Entro il 4 settembre l'assistente verrà eliminato da tutti i dispositivi mobili.
[ZEUS News - www.zeusnews.it - 06-08-2026]
Google ha fissato la data in cui Google Assistant verrà rimosso dai dispositivi mobili, questa volta per davvero: il processo inizierà il 4 settembre, sostituendo definitivamente l'assistente storico con Gemini. Comunicazione in merito stanno venendo inviate agli utenti tramite email, confermando che l'accesso a Assistant su telefoni, tablet e dispositivi collegati sarà progressivamente disattivato nelle settimane successive, fino alla completa eliminazione della funzione. La decisione chiude un percorso iniziato mesi fa, quando Google aveva annunciato l'intenzione di ritirare Assistant in favore di Gemini. Il piano originale prevedeva la dismissione nel 2025, ma la transizione è stata posticipata per permettere all'azienda di consolidare le capacità del nuovo assistente basato su modelli generativi. Con il completamento di queste ottimizzazioni, Google ha stabilito che Gemini è pronto a sostituire integralmente Assistant sui dispositivi mobili.

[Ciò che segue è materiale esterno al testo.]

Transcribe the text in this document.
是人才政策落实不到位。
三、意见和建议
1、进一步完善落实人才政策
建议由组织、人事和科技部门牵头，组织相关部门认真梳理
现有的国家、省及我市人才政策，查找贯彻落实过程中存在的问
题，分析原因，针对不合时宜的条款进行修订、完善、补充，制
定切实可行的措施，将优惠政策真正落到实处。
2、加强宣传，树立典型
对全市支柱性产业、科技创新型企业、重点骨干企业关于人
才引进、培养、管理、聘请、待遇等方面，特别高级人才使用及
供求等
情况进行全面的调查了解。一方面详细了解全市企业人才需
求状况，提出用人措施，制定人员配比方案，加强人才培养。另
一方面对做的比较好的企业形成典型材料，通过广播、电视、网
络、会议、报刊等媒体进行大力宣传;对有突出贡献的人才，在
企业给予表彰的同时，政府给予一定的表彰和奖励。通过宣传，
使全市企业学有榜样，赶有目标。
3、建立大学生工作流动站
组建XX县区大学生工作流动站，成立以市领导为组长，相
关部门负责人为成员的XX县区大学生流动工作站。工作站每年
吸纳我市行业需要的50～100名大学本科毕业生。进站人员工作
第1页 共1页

L'email inviata agli utenti specifica che, una volta rimossa la disponibilità di Assistant, non sarà più possibile utilizzarlo né tornare alla versione precedente. L'invocazione dell'assistente tramite comandi vocali come Hey, Google! o tramite pressione prolungata del tasto di accensione attiverà automaticamente Gemini, purché il dispositivo soddisfi i requisiti minimi e si trovi in una regione in cui il servizio è disponibile. La rimozione di Assistant non riguarda solo gli smartphone. Google ha confermato che anche i dispositivi collegati al telefono, come orologi con Wear OS, cuffie e auricolari compatibili, passeranno automaticamente a Gemini quando l'utente imposterà il nuovo assistente sul dispositivo principale. La transizione coinvolge inoltre i sistemi Android Auto, che perderanno il supporto a Assistant e adotteranno Gemini come unico assistente disponibile.

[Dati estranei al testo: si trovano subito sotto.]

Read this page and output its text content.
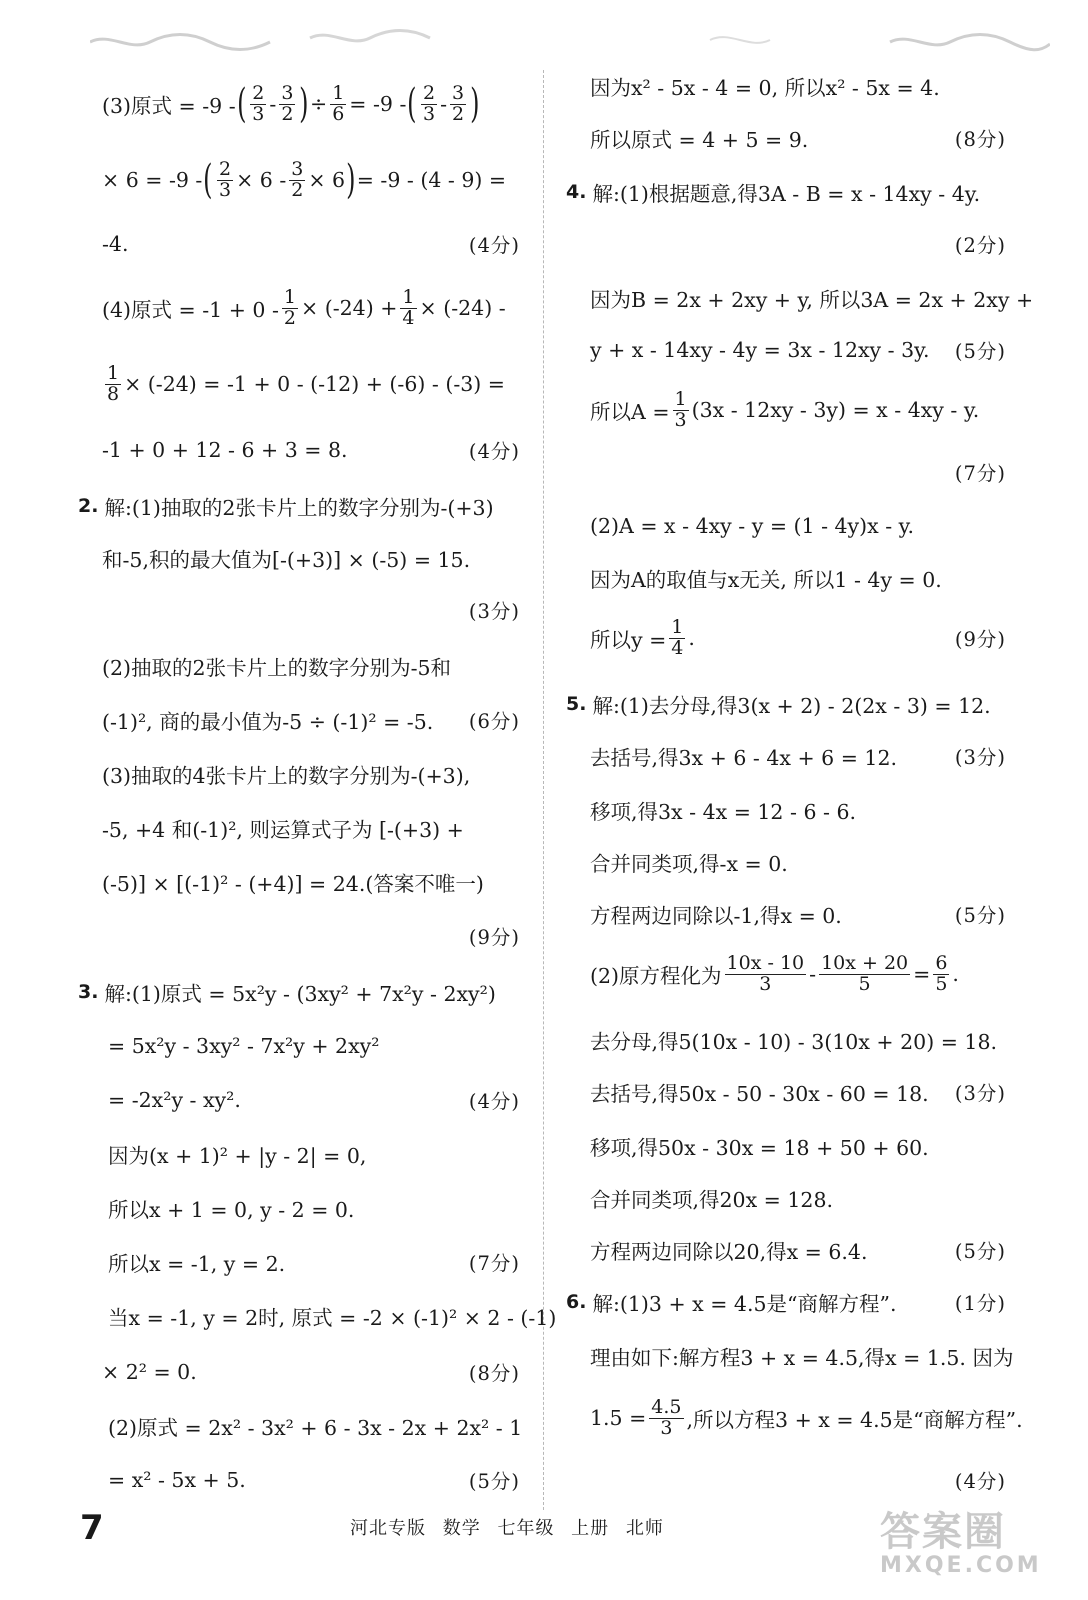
(3)原式 = -9 - ( $\frac{2}{3} - \frac{3}{2}$ ) ÷ $\frac{1}{6} = -9$ - ( $\frac{2}{3} - \frac{3}{2}$ )
× 6 = -9 - ( $\frac{2}{3} \times 6 - \frac{3}{2} \times 6$ ) = -9 - (4 - 9) =
-4.	(4分)
(4)原式 = $-1 + 0 - \frac{1}{2} \times (-24) + \frac{1}{4} \times (-24)$ -
$\frac{1}{8} \times (-24) = -1 + 0 - (-12) + (-6) - (-3)$ =
-1 + 0 + 12 - 6 + 3 = 8.	(4分)
2. 解:(1)抽取的2张卡片上的数字分别为-(+3)
和-5,积的最大值为[-(+3)] × (-5) = 15.
(3分)
(2)抽取的2张卡片上的数字分别为-5和
(-1)², 商的最小值为-5 ÷ (-1)² = -5. (6分)
(3)抽取的4张卡片上的数字分别为-(+3),
-5, +4 和(-1)², 则运算式子为 [-(+3) +
(-5)] × [(-1)² - (+4)] = 24.(答案不唯一)
(9分)
3. 解:(1)原式 = 5x²y - (3xy² + 7x²y - 2xy²)
= 5x²y - 3xy² - 7x²y + 2xy²
= -2x²y - xy².	(4分)
因为(x + 1)² + |y - 2| = 0,
所以x + 1 = 0, y - 2 = 0.
所以x = -1, y = 2.	(7分)
当x = -1, y = 2时, 原式 = -2 × (-1)² × 2 - (-1)
× 2² = 0.	(8分)
(2)原式 = 2x² - 3x² + 6 - 3x - 2x + 2x² - 1
= x² - 5x + 5.	(5分)
因为x² - 5x - 4 = 0, 所以x² - 5x = 4.
所以原式 = 4 + 5 = 9.	(8分)
4. 解:(1)根据题意,得3A - B = x - 14xy - 4y.
(2分)
因为B = 2x + 2xy + y, 所以3A = 2x + 2xy +
y + x - 14xy - 4y = 3x - 12xy - 3y. (5分)
所以$A = \frac{1}{3} (3x - 12xy - 3y) = x - 4xy - y$.
(7分)
(2)A = x - 4xy - y = (1 - 4y)x - y.
因为A的取值与x无关, 所以1 - 4y = 0.
所以$y = \frac{1}{4}$ .	(9分)
5. 解:(1)去分母,得3(x + 2) - 2(2x - 3) = 12.
去括号,得3x + 6 - 4x + 6 = 12.	(3分)
移项,得3x - 4x = 12 - 6 - 6.
合并同类项,得-x = 0.
方程两边同除以-1,得x = 0.	(5分)
(2)原方程化为 $\frac{10x - 10}{3} - \frac{10x + 20}{5} = \frac{6}{5}$ .
去分母,得5(10x - 10) - 3(10x + 20) = 18.
去括号,得50x - 50 - 30x - 60 = 18. (3分)
移项,得50x - 30x = 18 + 50 + 60.
合并同类项,得20x = 128.
方程两边同除以20,得x = 6.4.	(5分)
6. 解:(1)3 + x = 4.5是“商解方程”.	(1分)
理由如下:解方程3 + x = 4.5,得x = 1.5. 因为
$1.5 = \frac{4.5}{3}$ ,所以方程3 + x = 4.5是“商解方程”.
(4分)
7	河北专版 数学 七年级 上册 北师	答案圈
MXQE.COM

Alcune categorie di dispositivi non sembrano però ancora interessate dalla dismissione. L'email non menziona televisori e set-top box basati su Android TV, né i veicoli con Google integrato. Queste piattaforme dovrebbero migrare a Gemini in un secondo momento, ma Google non ha fornito una data precisa per il passaggio. La società ha chiarito che Assistant non sarà completamente eliminato finché la transizione non sarà completata su tutti i dispositivi supportati. Gli utenti con dispositivi più datati potrebbero ottenere una proroga involontaria: se l'hardware non soddisfa i requisiti minimi per Gemini o se il servizio non è disponibile nella regione dell'utente, Assistant potrebbe continuare a funzionare temporaneamente. Tuttavia, Google prevede che la maggior parte degli utenti perderà l'accesso entro uno o due mesi dall'inizio del processo.
La sostituzione di Assistant con Gemini comporta un cambiamento significativo nell'esperienza d'uso. Assistant offriva risposte rapide e prevedibili, con funzioni integrate direttamente nel sistema. Gemini, invece, utilizza strumenti richiamati dinamicamente dai modelli generativi, con un comportamento più complesso e talvolta meno lineare. Non pochi utenti hanno osservato che Gemini può "andare fuori tema" o dimenticare temporaneamente di avere accesso a un determinato strumento, rendendo alcune interazioni più imprevedibili rispetto al passato. Google ha peraltro già iniziato a migrare la maggior parte dei dispositivi domestici intelligenti verso Gemini, riducendo ulteriormente la presenza di Assistant nell'ecosistema. La transizione sui dispositivi mobili rappresenta quindi uno degli ultimi passaggi per completare la sostituzione dell'assistente storico con la nuova piattaforma basata su intelligenza artificiale generativa.
La rimozione di Assistant segna la fine di un'era per l'assistente vocale introdotto nel 2016, che ha accompagnato l'evoluzione dell'ecosistema Android per un decennio. Con Gemini, Google punta a un modello più flessibile e basato su intelligenza artificiale generativa, ma la transizione richiederà un periodo di adattamento per gli utenti abituati alla prevedibilità del sistema precedente.